Towards Arbitrary Time-frequency Mode Squeezing with Self-conjugated Mode Squeezing in Fiber

TL;DR

This paper introduces a method to generate and detect arbitrary time-frequency squeezed light modes in fiber using self-conjugated spectral symmetry, relaxing modal constraints and achieving record squeezing levels.

Contribution

It demonstrates that self-conjugated spectral symmetry enables arbitrary mode squeezing in fiber, surpassing previous modal limitations and achieving high squeezing levels.

Findings

Achieved 4.38 dB and 0.88 dB squeezing in specific modes.

Demonstrated 7.50 dB squeezing with reduced noise.
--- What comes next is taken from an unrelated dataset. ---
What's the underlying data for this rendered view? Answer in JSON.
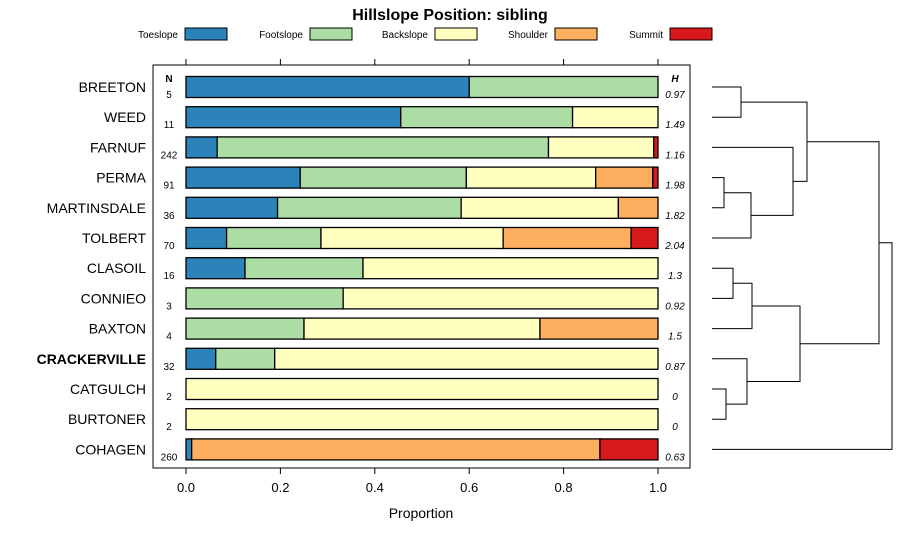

Showed modal constraints can be relaxed under certain approximations.

Abstract

Optical parametric amplification generates squeezed light in device-specific sets of time-frequency eigenmodes, and it has been widely accepted that detection and utilization of squeezing must comply with this modal constraint. We show that this constraint can be considerably relaxed under the continuous-wave pump and broadband phase-matching approximation, where the modal decomposition is non-unique. Specifically, any time-frequency mode with "self-conjugated" spectral symmetry can approximate a squeezing eigenmode, and partial homodyne detection can herald squeezing in arbitrary time-frequency modes. We demonstrate this using a high-efficiency, low-loss all-fiber source, measuring 4.38 +- 0.11dB and 0.88 +- 0.09 dB squeezing on partially coherent and chaotic self-conjugated modes. Using a bichromatic self-conjugated mode with reduced local-oscillator noise, we achieve 7.50 +- 0.12dB squeezing, which represents the highest level reported for fully guided-wave squeezing sources based on chi(2) and chi(3) nonlinearities.